Lines 305-308 are identical to lines 324-327, please leave where more appropriate.
Lines 318-321: What about humoral responses?
Section 5.2 could generally benefit from a slight reorganization. Please see comments 1-3.
Lines 347-348: VADE has been an important topic for discussion and speculation during the pandemic. Please elaborate in 1-2 sentences about the reported cases.
Lines 349-351: That is perhaps the limitation of vaccines beyond IWV vaccines.
Lines 349-364: Please, clearly separate the discussion of Sinovac and Covaxin.
Lines 353-355 are identical to lines 358-360, please leave where more appropriate.
Lines 352-353: Please, specify the antigen.
Line 360: Another preprint - which was the other one?
Line 397: Please, specify "several"
Lines 409-411 are identical to lines 415-417, please leave where more appropriate.
Lines 420-421: Adjuvants are always used to increase immunogenicity but are not always immunogens per definition.
Line 425: The authors could mention that Freund's adjuvants are not used in humans.
Line 435: high RBD-specific humoral response?
Line 448: Hepatitis B, pertussis and HPV
Lines 471-473: Thermostability only?
Line 489: Which U.K. trial?
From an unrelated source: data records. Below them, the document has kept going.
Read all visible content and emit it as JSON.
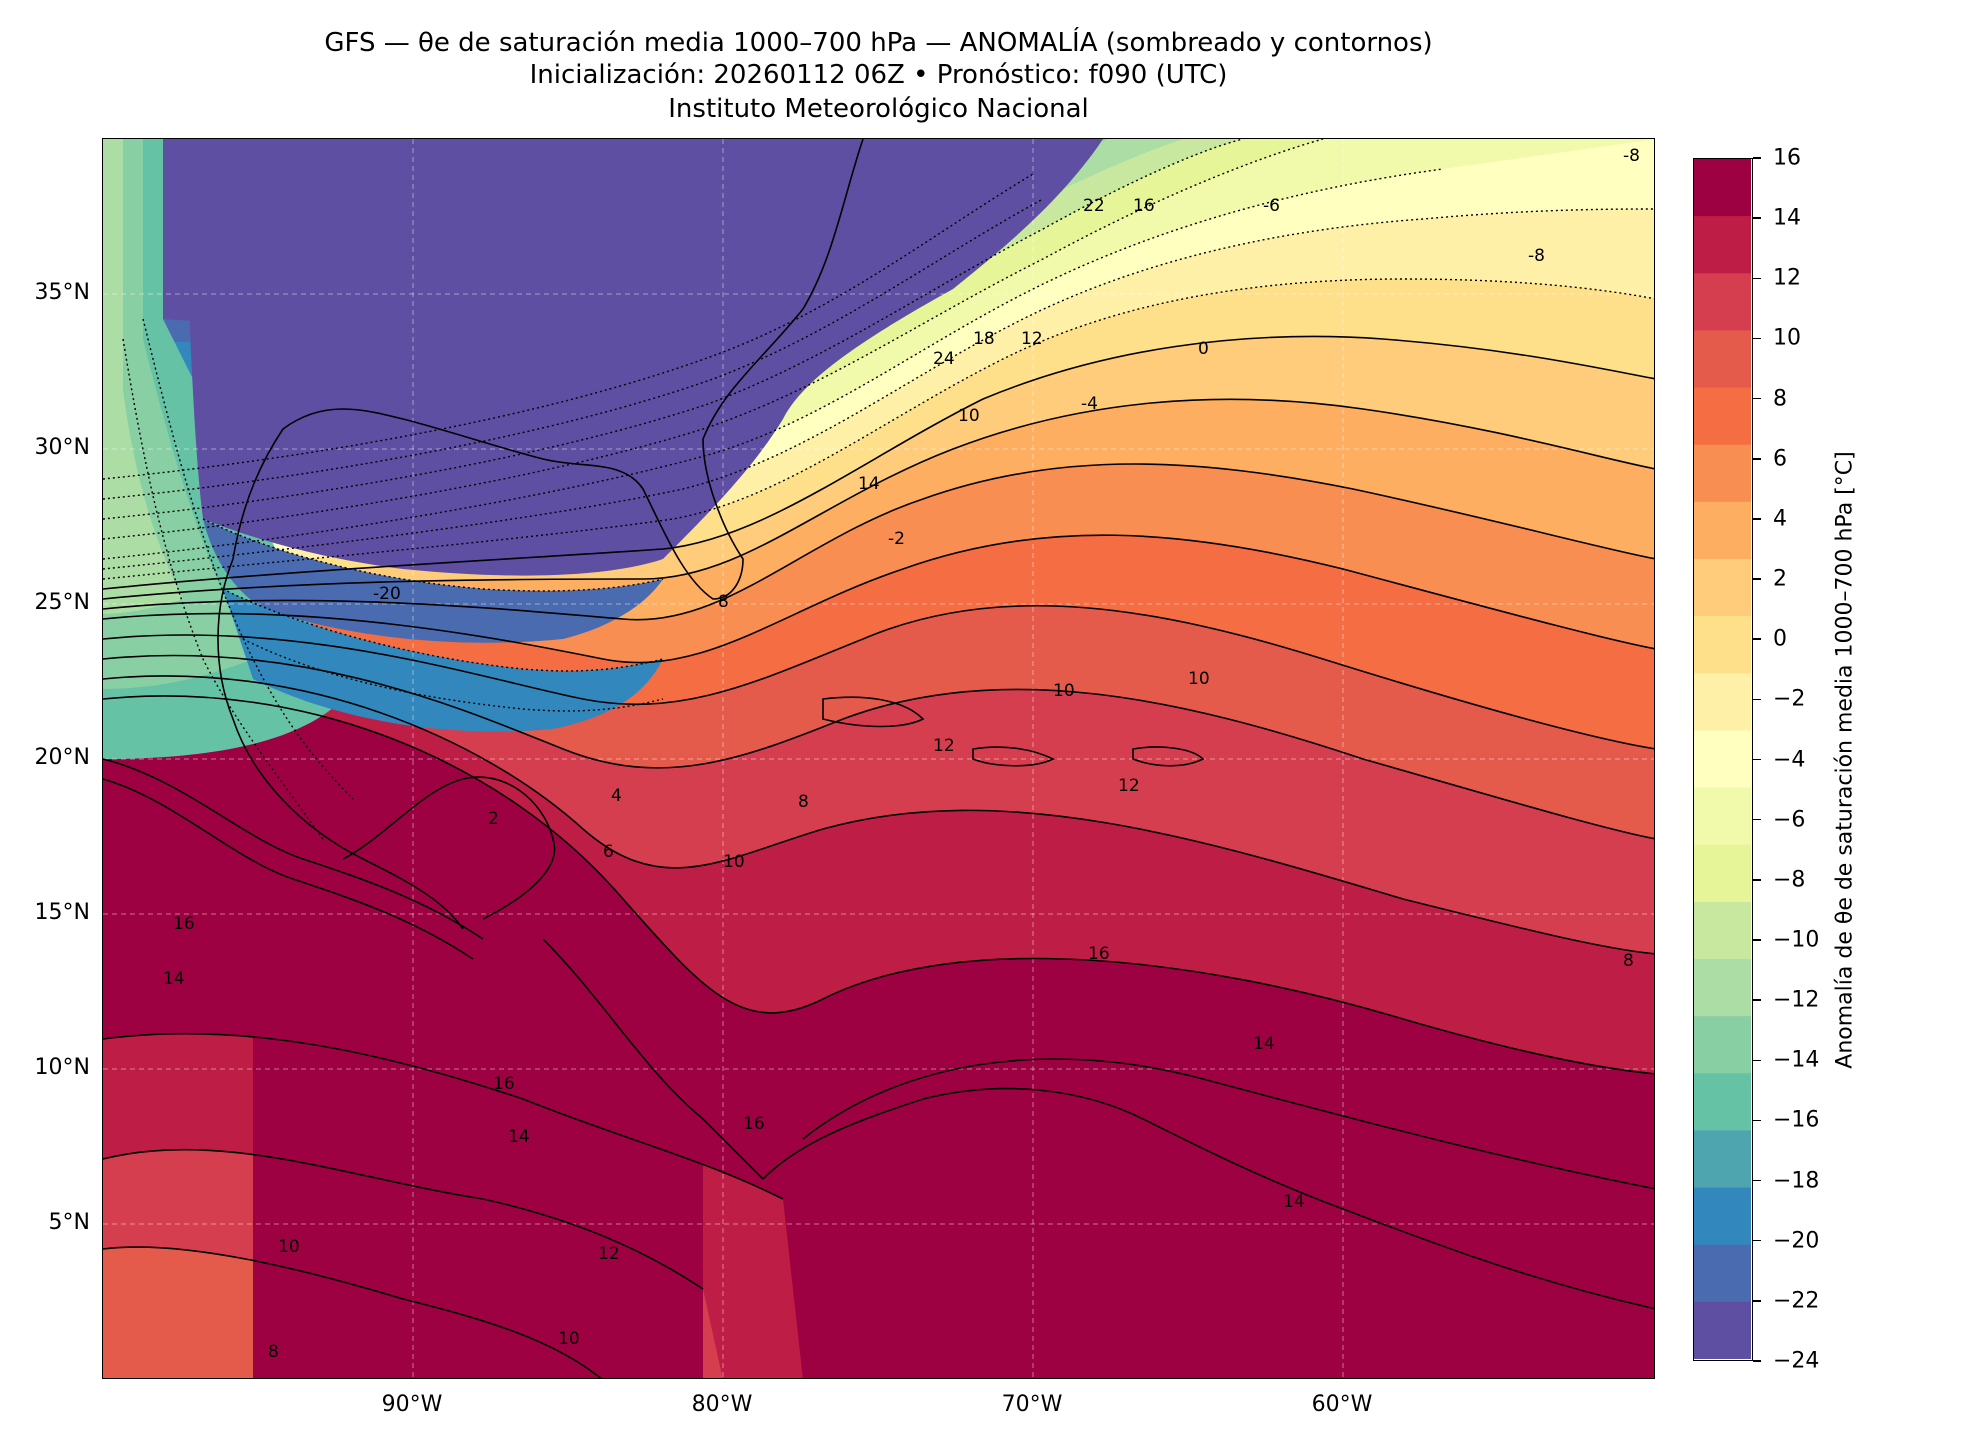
{
  "title": {
    "line1": "GFS — θe de saturación media 1000–700 hPa — ANOMALÍA (sombreado y contornos)",
    "line2": "Inicialización: 20260112 06Z   •   Pronóstico: f090 (UTC)",
    "line3": "Instituto Meteorológico Nacional"
  },
  "map": {
    "lon_range": [
      -100,
      -50
    ],
    "lat_range": [
      0,
      40
    ],
    "lat_ticks": [
      "35°N",
      "30°N",
      "25°N",
      "20°N",
      "15°N",
      "10°N",
      "5°N"
    ],
    "lon_ticks": [
      "90°W",
      "80°W",
      "70°W",
      "60°W"
    ],
    "contour_labels": [
      "22",
      "16",
      "-6",
      "-8",
      "24",
      "18",
      "12",
      "0",
      "10",
      "-4",
      "14",
      "-2",
      "-20",
      "8",
      "2",
      "4",
      "6",
      "10",
      "12",
      "8",
      "12",
      "10",
      "16",
      "14",
      "16",
      "14",
      "10",
      "12",
      "10",
      "8",
      "10",
      "16",
      "16",
      "14",
      "8",
      "-8",
      "14"
    ]
  },
  "colorbar": {
    "title": "Anomalía de θe de saturación media 1000–700 hPa [°C]",
    "ticks": [
      "16",
      "14",
      "12",
      "10",
      "8",
      "6",
      "4",
      "2",
      "0",
      "−2",
      "−4",
      "−6",
      "−8",
      "−10",
      "−12",
      "−14",
      "−16",
      "−18",
      "−20",
      "−22",
      "−24"
    ],
    "colors": [
      "#9e0142",
      "#be1e45",
      "#d53e4f",
      "#e45a4b",
      "#f46d43",
      "#f98e52",
      "#fdae61",
      "#fecc7b",
      "#fee08b",
      "#fff0a8",
      "#ffffbf",
      "#f1f9aa",
      "#e6f598",
      "#c7e89e",
      "#abdda4",
      "#88cfa4",
      "#66c2a5",
      "#4ea5b0",
      "#3288bd",
      "#4a6baf",
      "#5e4fa2"
    ]
  }
}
Mention above, with the trial
Lines 490-491: Hospitalizations? Deaths?
Lines 510: please, specify the adjuvant.
Line 537: Which "other variants"? Please, specify.
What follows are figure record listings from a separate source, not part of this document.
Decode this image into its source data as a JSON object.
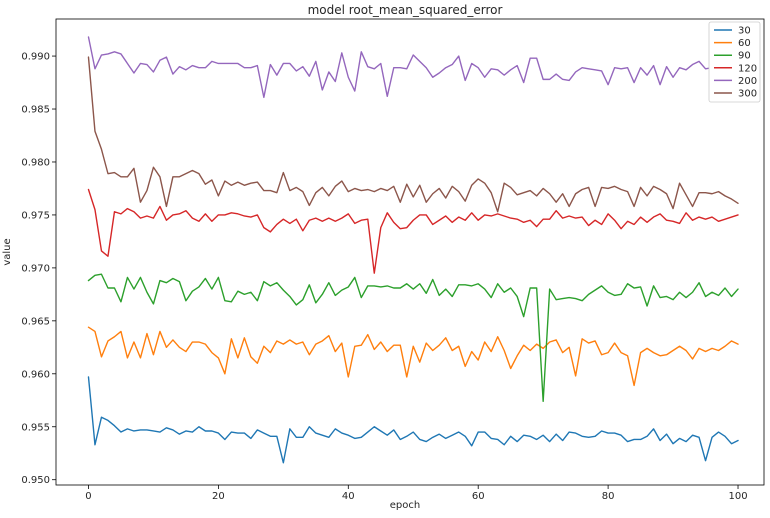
{
  "chart_data": {
    "type": "line",
    "title": "model root_mean_squared_error",
    "xlabel": "epoch",
    "ylabel": "value",
    "xlim": [
      -5,
      104
    ],
    "ylim": [
      0.9495,
      0.9935
    ],
    "xticks": [
      0,
      20,
      40,
      60,
      80,
      100
    ],
    "yticks": [
      0.95,
      0.955,
      0.96,
      0.965,
      0.97,
      0.975,
      0.98,
      0.985,
      0.99
    ],
    "xtick_labels": [
      "0",
      "20",
      "40",
      "60",
      "80",
      "100"
    ],
    "ytick_labels": [
      "0.950",
      "0.955",
      "0.960",
      "0.965",
      "0.970",
      "0.975",
      "0.980",
      "0.985",
      "0.990"
    ],
    "grid": false,
    "legend_position": "top-right",
    "series": [
      {
        "name": "30",
        "color": "#1f77b4",
        "values": [
          0.9597,
          0.9533,
          0.9559,
          0.9556,
          0.9551,
          0.9545,
          0.9548,
          0.9546,
          0.9547,
          0.9547,
          0.9546,
          0.9545,
          0.9549,
          0.9547,
          0.9543,
          0.9546,
          0.9545,
          0.955,
          0.9546,
          0.9546,
          0.9544,
          0.9538,
          0.9545,
          0.9544,
          0.9544,
          0.9539,
          0.9547,
          0.9544,
          0.9541,
          0.9541,
          0.9516,
          0.9548,
          0.954,
          0.954,
          0.955,
          0.9544,
          0.9542,
          0.954,
          0.9548,
          0.9544,
          0.9542,
          0.9539,
          0.954,
          0.9545,
          0.955,
          0.9546,
          0.9542,
          0.9547,
          0.9538,
          0.9541,
          0.9545,
          0.9538,
          0.9536,
          0.954,
          0.9543,
          0.9539,
          0.9542,
          0.9545,
          0.9541,
          0.9532,
          0.9545,
          0.9545,
          0.9539,
          0.9538,
          0.9533,
          0.9541,
          0.9536,
          0.9542,
          0.9541,
          0.9538,
          0.9542,
          0.9536,
          0.9543,
          0.9537,
          0.9545,
          0.9544,
          0.9541,
          0.954,
          0.9541,
          0.9546,
          0.9544,
          0.9544,
          0.9542,
          0.9536,
          0.9538,
          0.9538,
          0.9541,
          0.9548,
          0.9537,
          0.9543,
          0.9534,
          0.9539,
          0.9536,
          0.9542,
          0.954,
          0.9518,
          0.954,
          0.9545,
          0.9541,
          0.9534,
          0.9537
        ]
      },
      {
        "name": "60",
        "color": "#ff7f0e",
        "values": [
          0.9644,
          0.964,
          0.9616,
          0.9631,
          0.9635,
          0.964,
          0.9615,
          0.963,
          0.9615,
          0.9638,
          0.9618,
          0.964,
          0.9625,
          0.9632,
          0.9625,
          0.9621,
          0.963,
          0.963,
          0.9628,
          0.962,
          0.9615,
          0.96,
          0.9633,
          0.9615,
          0.9634,
          0.9616,
          0.961,
          0.9626,
          0.962,
          0.9631,
          0.9628,
          0.9632,
          0.9628,
          0.963,
          0.9618,
          0.9628,
          0.9631,
          0.9636,
          0.9621,
          0.9629,
          0.9597,
          0.9626,
          0.9627,
          0.9637,
          0.9623,
          0.963,
          0.9621,
          0.9627,
          0.9627,
          0.9597,
          0.9626,
          0.9611,
          0.9629,
          0.9622,
          0.9627,
          0.9634,
          0.9622,
          0.9626,
          0.9607,
          0.9621,
          0.9613,
          0.963,
          0.9621,
          0.9635,
          0.9622,
          0.9605,
          0.9617,
          0.9627,
          0.9622,
          0.9628,
          0.9624,
          0.963,
          0.9632,
          0.962,
          0.9625,
          0.9598,
          0.9633,
          0.9629,
          0.9631,
          0.9618,
          0.962,
          0.9629,
          0.962,
          0.9617,
          0.9589,
          0.962,
          0.9624,
          0.962,
          0.9617,
          0.9618,
          0.9622,
          0.9626,
          0.9622,
          0.9614,
          0.9624,
          0.9621,
          0.9624,
          0.9622,
          0.9626,
          0.9631,
          0.9628
        ]
      },
      {
        "name": "90",
        "color": "#2ca02c",
        "values": [
          0.9688,
          0.9693,
          0.9694,
          0.9681,
          0.9681,
          0.9668,
          0.9691,
          0.968,
          0.9691,
          0.9677,
          0.9666,
          0.9688,
          0.9686,
          0.969,
          0.9687,
          0.9669,
          0.9678,
          0.9682,
          0.969,
          0.968,
          0.9691,
          0.9669,
          0.9668,
          0.9678,
          0.9675,
          0.9677,
          0.9669,
          0.9687,
          0.9683,
          0.9686,
          0.9679,
          0.9673,
          0.9665,
          0.967,
          0.9684,
          0.9667,
          0.9675,
          0.9686,
          0.9674,
          0.9679,
          0.9682,
          0.9691,
          0.9672,
          0.9683,
          0.9683,
          0.9682,
          0.9683,
          0.9681,
          0.9681,
          0.9685,
          0.968,
          0.9685,
          0.9676,
          0.9689,
          0.9674,
          0.968,
          0.9673,
          0.9684,
          0.9684,
          0.9683,
          0.9685,
          0.968,
          0.9672,
          0.9685,
          0.9677,
          0.9681,
          0.9673,
          0.9654,
          0.9681,
          0.9681,
          0.9574,
          0.968,
          0.967,
          0.9671,
          0.9672,
          0.9671,
          0.9669,
          0.9675,
          0.9679,
          0.9683,
          0.9677,
          0.9674,
          0.9675,
          0.9685,
          0.9681,
          0.9682,
          0.9664,
          0.9683,
          0.9672,
          0.9673,
          0.967,
          0.9677,
          0.9672,
          0.9677,
          0.9686,
          0.9673,
          0.9677,
          0.9674,
          0.9681,
          0.9673,
          0.968
        ]
      },
      {
        "name": "120",
        "color": "#d62728",
        "values": [
          0.9774,
          0.9755,
          0.9716,
          0.9711,
          0.9753,
          0.9751,
          0.9756,
          0.9753,
          0.9747,
          0.9749,
          0.9747,
          0.9758,
          0.9745,
          0.975,
          0.9751,
          0.9754,
          0.9747,
          0.9744,
          0.9751,
          0.9744,
          0.975,
          0.975,
          0.9752,
          0.9751,
          0.9749,
          0.9748,
          0.975,
          0.9738,
          0.9734,
          0.9741,
          0.9746,
          0.9742,
          0.9746,
          0.9735,
          0.9745,
          0.9747,
          0.9744,
          0.9747,
          0.9744,
          0.9747,
          0.9751,
          0.9742,
          0.9745,
          0.9746,
          0.9695,
          0.9738,
          0.9752,
          0.9743,
          0.9737,
          0.9738,
          0.9745,
          0.975,
          0.975,
          0.9741,
          0.9745,
          0.9749,
          0.9743,
          0.9748,
          0.9745,
          0.9752,
          0.9745,
          0.975,
          0.9749,
          0.9751,
          0.9749,
          0.9747,
          0.9746,
          0.9743,
          0.9745,
          0.9739,
          0.9746,
          0.9746,
          0.9754,
          0.9747,
          0.9749,
          0.9747,
          0.9748,
          0.974,
          0.9745,
          0.9741,
          0.9751,
          0.9745,
          0.9737,
          0.9744,
          0.9741,
          0.9748,
          0.9743,
          0.9748,
          0.9751,
          0.9745,
          0.9744,
          0.9742,
          0.9752,
          0.9745,
          0.9748,
          0.9746,
          0.9748,
          0.9744,
          0.9746,
          0.9748,
          0.975
        ]
      },
      {
        "name": "200",
        "color": "#9467bd",
        "values": [
          0.9918,
          0.9888,
          0.9901,
          0.9902,
          0.9904,
          0.9902,
          0.9893,
          0.9884,
          0.9893,
          0.9892,
          0.9885,
          0.9896,
          0.9899,
          0.9883,
          0.989,
          0.9887,
          0.9891,
          0.9889,
          0.9889,
          0.9895,
          0.9893,
          0.9893,
          0.9893,
          0.9893,
          0.9889,
          0.9889,
          0.9891,
          0.9861,
          0.9892,
          0.9882,
          0.9893,
          0.9893,
          0.9886,
          0.989,
          0.9881,
          0.9895,
          0.9868,
          0.9885,
          0.9876,
          0.9903,
          0.988,
          0.9867,
          0.9904,
          0.989,
          0.9888,
          0.9893,
          0.9862,
          0.9889,
          0.9889,
          0.9888,
          0.9901,
          0.9895,
          0.9889,
          0.988,
          0.9884,
          0.9889,
          0.9892,
          0.99,
          0.9877,
          0.9893,
          0.9889,
          0.988,
          0.9888,
          0.9887,
          0.9882,
          0.9887,
          0.9891,
          0.9875,
          0.9898,
          0.9898,
          0.9878,
          0.9878,
          0.9883,
          0.9878,
          0.9877,
          0.9885,
          0.9889,
          0.9888,
          0.9887,
          0.9886,
          0.9873,
          0.9889,
          0.9888,
          0.9889,
          0.9875,
          0.9889,
          0.9882,
          0.9891,
          0.9873,
          0.989,
          0.988,
          0.9889,
          0.9887,
          0.9892,
          0.9895,
          0.9888,
          0.9889,
          0.989,
          0.9891,
          0.9891,
          0.9888
        ]
      },
      {
        "name": "300",
        "color": "#8c564b",
        "values": [
          0.9899,
          0.9829,
          0.9812,
          0.9789,
          0.979,
          0.9786,
          0.9786,
          0.9794,
          0.9762,
          0.9773,
          0.9795,
          0.9786,
          0.9758,
          0.9786,
          0.9786,
          0.9789,
          0.9792,
          0.9789,
          0.9779,
          0.9783,
          0.9768,
          0.9782,
          0.9778,
          0.9781,
          0.9778,
          0.978,
          0.9781,
          0.9773,
          0.9773,
          0.9771,
          0.979,
          0.9773,
          0.9776,
          0.9772,
          0.9759,
          0.9771,
          0.9776,
          0.9768,
          0.9777,
          0.9782,
          0.9772,
          0.9775,
          0.9773,
          0.9774,
          0.9772,
          0.9775,
          0.9773,
          0.9777,
          0.9762,
          0.9779,
          0.9767,
          0.9778,
          0.9762,
          0.977,
          0.9775,
          0.9766,
          0.9777,
          0.9772,
          0.9763,
          0.9778,
          0.9784,
          0.978,
          0.9771,
          0.9753,
          0.978,
          0.9776,
          0.9769,
          0.9771,
          0.9773,
          0.9768,
          0.9775,
          0.977,
          0.9762,
          0.977,
          0.9758,
          0.977,
          0.9774,
          0.9776,
          0.9758,
          0.9776,
          0.9775,
          0.9777,
          0.9774,
          0.9772,
          0.9758,
          0.9776,
          0.9768,
          0.9777,
          0.9774,
          0.977,
          0.9756,
          0.978,
          0.9769,
          0.9758,
          0.9771,
          0.9771,
          0.977,
          0.9772,
          0.9768,
          0.9765,
          0.9761
        ]
      }
    ]
  }
}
The authors could consider mentioning the discrepancy between the vaccine Spike and VOC Spike with Nuvaxovid (it is mentioned with Covifenz, albeit making a slightly different point).
Line 545: activity against VOC.
Lines 567-569: Are these values vaccine doses/million population/day? Would it be also (or even, instead) insightful to give doses/million/overall? Otherwise, it reflects the recent vaccination rate and could be affected by a huge number of additional variables. Please, also indicate values for North America, Europe and Australia.
Paragraph 582-587: The last sentence is not implied from the previous one directly. Either elaborate on the argumentation or consider rephrasing.
I would recommend briefly addressing the issues of vaccine hesitancy, logistics (such as -80C freezer shortages, geographical barriers) in different countries, as they also affect vaccine equity, independent of collaborations such as COVAX. Also, in addition to focusing on COVAX, I would suggest the authors also explore the benefits that the use of traditional platforms in terms of mitigating the pandemic burden in middle- and low-income countries; could also provide examples.
Line 639: This is the first time the authors are comparing mRNA vaccines' efficacy/ effectiveness to the platforms discussed in the text. Not major, but I recommend moving this in previous sections and briefly revisiting in the Conclusion. The authors could also consider mentioning the bias involved in comparing vaccines head-to-head.
Figure 4: Does the Y axis represent total vaccine doses administered per country? If so, the authors could consider plotting doses/million population. Otherwise, the administered doses could reflect population size and this population might in reality be more/less %covered by vaccination/vaccine doses... Also, which countries/regions are included?